Ученые из США ответили на вопрос, может ли полногеномное секвенирование заменить традиционные методы для диагностики и оценки риска пациентов с острым миелоидным лейкозом и миелодиспластическим синдромом.
Полногеномное секвенирование обнаружило все хромосомные аберрации, которые показали традиционные методы, а также выявило новые клинически значимые генетические аномалии. Оно пока дороже традиционных методов, но это вопрос времени.
Выявление генетических аномалий, особенно хромосомных перестроек, используется для определения групп риска пациентов с острым миелоидным лейкозом (ОМЛ) и миелодиспластическим синдромом (МДС) и для назначения терапии. Ученые из США исследовали, может ли полногеномное секвенирование заменить цитогенетический анализ (кариотипирование), FISH и таргетное секвенирование в клинической практике.

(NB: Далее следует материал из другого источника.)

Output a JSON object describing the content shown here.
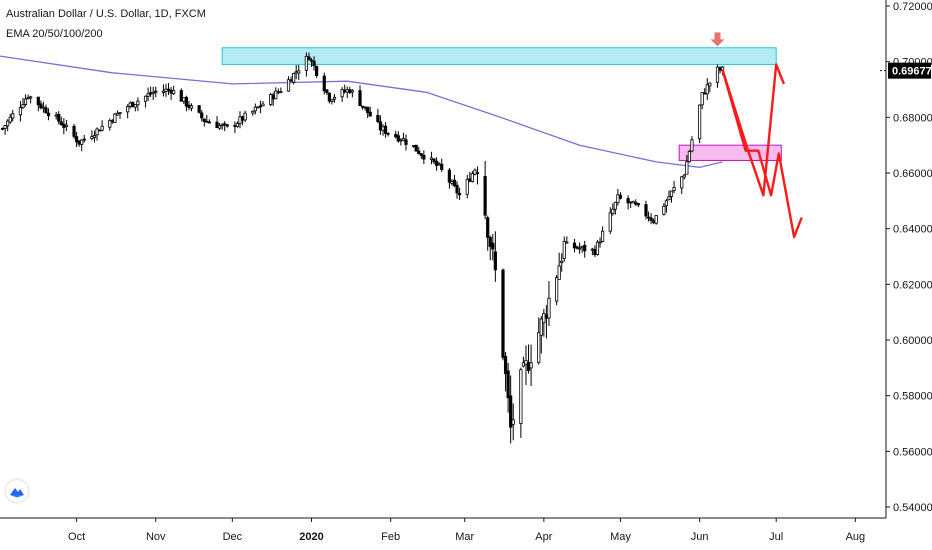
{
  "chart_data": {
    "type": "candlestick",
    "title": "Australian Dollar / U.S. Dollar, 1D, FXCM",
    "indicator": "EMA 20/50/100/200",
    "ylim": [
      0.54,
      0.72
    ],
    "yticks": [
      "0.72000",
      "0.70000",
      "0.68000",
      "0.66000",
      "0.64000",
      "0.62000",
      "0.60000",
      "0.58000",
      "0.56000",
      "0.54000"
    ],
    "ytick_values": [
      0.72,
      0.7,
      0.68,
      0.66,
      0.64,
      0.62,
      0.6,
      0.58,
      0.56,
      0.54
    ],
    "current_price": "0.69677",
    "current_price_value": 0.69677,
    "xticks": [
      "Oct",
      "Nov",
      "Dec",
      "2020",
      "Feb",
      "Mar",
      "Apr",
      "May",
      "Jun",
      "Jul",
      "Aug"
    ],
    "xtick_dates": [
      "2019-10-01",
      "2019-11-01",
      "2019-12-01",
      "2020-01-01",
      "2020-02-01",
      "2020-03-01",
      "2020-04-01",
      "2020-05-01",
      "2020-06-01",
      "2020-07-01",
      "2020-08-01"
    ],
    "date_range": [
      "2019-09-01",
      "2020-08-13"
    ],
    "candle_anchors": [
      [
        "2019-09-02",
        0.676
      ],
      [
        "2019-09-12",
        0.688
      ],
      [
        "2019-09-25",
        0.678
      ],
      [
        "2019-10-02",
        0.671
      ],
      [
        "2019-10-10",
        0.676
      ],
      [
        "2019-10-21",
        0.684
      ],
      [
        "2019-10-31",
        0.689
      ],
      [
        "2019-11-07",
        0.69
      ],
      [
        "2019-11-20",
        0.679
      ],
      [
        "2019-11-29",
        0.676
      ],
      [
        "2019-12-09",
        0.682
      ],
      [
        "2019-12-20",
        0.69
      ],
      [
        "2019-12-31",
        0.702
      ],
      [
        "2020-01-08",
        0.687
      ],
      [
        "2020-01-16",
        0.69
      ],
      [
        "2020-01-28",
        0.676
      ],
      [
        "2020-02-06",
        0.672
      ],
      [
        "2020-02-20",
        0.662
      ],
      [
        "2020-02-28",
        0.652
      ],
      [
        "2020-03-06",
        0.663
      ],
      [
        "2020-03-13",
        0.624
      ],
      [
        "2020-03-19",
        0.568
      ],
      [
        "2020-03-23",
        0.585
      ],
      [
        "2020-04-01",
        0.608
      ],
      [
        "2020-04-09",
        0.634
      ],
      [
        "2020-04-21",
        0.632
      ],
      [
        "2020-04-30",
        0.651
      ],
      [
        "2020-05-07",
        0.648
      ],
      [
        "2020-05-14",
        0.643
      ],
      [
        "2020-05-26",
        0.66
      ],
      [
        "2020-06-02",
        0.688
      ],
      [
        "2020-06-08",
        0.697
      ],
      [
        "2020-06-10",
        0.697
      ]
    ],
    "ema_200": [
      [
        "2019-09-01",
        0.702
      ],
      [
        "2019-10-15",
        0.696
      ],
      [
        "2019-12-01",
        0.692
      ],
      [
        "2020-01-15",
        0.693
      ],
      [
        "2020-02-15",
        0.689
      ],
      [
        "2020-03-15",
        0.68
      ],
      [
        "2020-04-15",
        0.67
      ],
      [
        "2020-05-15",
        0.664
      ],
      [
        "2020-06-01",
        0.662
      ],
      [
        "2020-06-10",
        0.664
      ]
    ],
    "zones": [
      {
        "name": "resistance",
        "color": "#b2ebf2",
        "border": "#26c6da",
        "from": "2019-11-27",
        "to": "2020-07-01",
        "y": [
          0.699,
          0.705
        ]
      },
      {
        "name": "support",
        "color": "#f8bbf0",
        "border": "#c218b3",
        "from": "2020-05-24",
        "to": "2020-07-03",
        "y": [
          0.6645,
          0.67
        ]
      }
    ],
    "projections": [
      {
        "color": "#ff1a1a",
        "points": [
          [
            "2020-06-10",
            0.697
          ],
          [
            "2020-06-20",
            0.668
          ],
          [
            "2020-06-26",
            0.652
          ],
          [
            "2020-07-01",
            0.699
          ],
          [
            "2020-07-04",
            0.692
          ]
        ]
      },
      {
        "color": "#ff1a1a",
        "points": [
          [
            "2020-06-10",
            0.697
          ],
          [
            "2020-06-19",
            0.668
          ],
          [
            "2020-06-24",
            0.668
          ],
          [
            "2020-06-29",
            0.652
          ],
          [
            "2020-07-02",
            0.667
          ],
          [
            "2020-07-08",
            0.637
          ],
          [
            "2020-07-11",
            0.644
          ]
        ]
      }
    ],
    "marker": {
      "date": "2020-06-08",
      "value": 0.7055,
      "color": "#e57373",
      "shape": "arrow-down"
    },
    "grid": false,
    "colors": {
      "up": "#ffffff",
      "down": "#000000",
      "wick": "#000000",
      "ema": "#7b6fd1",
      "axis_text": "#131722",
      "price_label_bg": "#000000"
    }
  },
  "logo": {
    "name": "tradingview-logo",
    "color": "#2962ff"
  }
}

Полногеномным секвенированием анализировали только клинически важные для ОМЛ и МДС варианты (ChromoSeq). Секвенировали образцы от 263 пациентов, 146 ретроспективных замороженных образцов костного мозга или периферической крови и 117 проспективных образцов. Из всех этих образцов 235 также были проанализированы традиционными методами.
Полногеномное секвенирование выявило все 40 транслокаций и 91 изменение копийности, которые были показаны традиционными методами. У 40 из 235 пациентов (17,0%) полногеномное секвенирование выявило новые клинически значимые генетические аномалии. Чувствительность секвенирования составляла 87,5% для SNV и для инсерций/делеций в генах, необходимых для оценки риска пациентов с ОМЛ — ASXL1, CEBPA, FLT3, NPM1, RUNX1 и TP53. Секвенирование проспективных образцов заняло в среднем пять дней. У 29 пациентов из 117 (24,8%) оно показало новую генетическую информацию по сравнению с традиционными методами. У 19 пациентов (16,2%) это привело к переоценке их категории риска.
На 71 пациенте с ОМЛ, не получившем трансплантацию гемопоэтических стволовых клеток, была проверена возможность распределения пациентов по группам риска. В 63 случаях из 71 (89%) группа риска, назначенная с помощью традиционных методов, совпала с результатами полногеномного секвенирования. У пяти пациентов секвенирование обнаружило новые аномалии, повышающие группу риска. Сходные результаты были получены при анализе большей когорты из 101 пациента.
Полногеномное секвенирование провели для 27 пациентов с ОМЛ, для которых цитогенетический анализ не проводился, не дал конкретных результатов или прошел неудачно. В этой когорте у четырех пациентов были обнаружены хромосомные аберрации, включая перестройки в генах KMT2A и RUNX1–RUNXT1 или сложные кариотипы. На основе полученных данных пациентам назначили группы риска, которые коррелировали с выживаемостью.
Авторы исследования показали, что полногеномное секвенирование может заменить традиционные методы при диагностике и распределении по группам риска пациентов с ОМЛ и МДС.
Цена полногеномного секвенирования составляет $1900 ($7 за гигабазу) на настоящий момент и может упасть до $1300 ($5 за гигабазу) в высокопроизводительной лаборатории. Стоимость секвенирования еще будет снижаться, когда она достигнет значений менее $5 за гигабазу, она будет равна цене традиционных методов. Для некоторых пациентов со сложными случаями равенство цен может быть достигнуто раньше.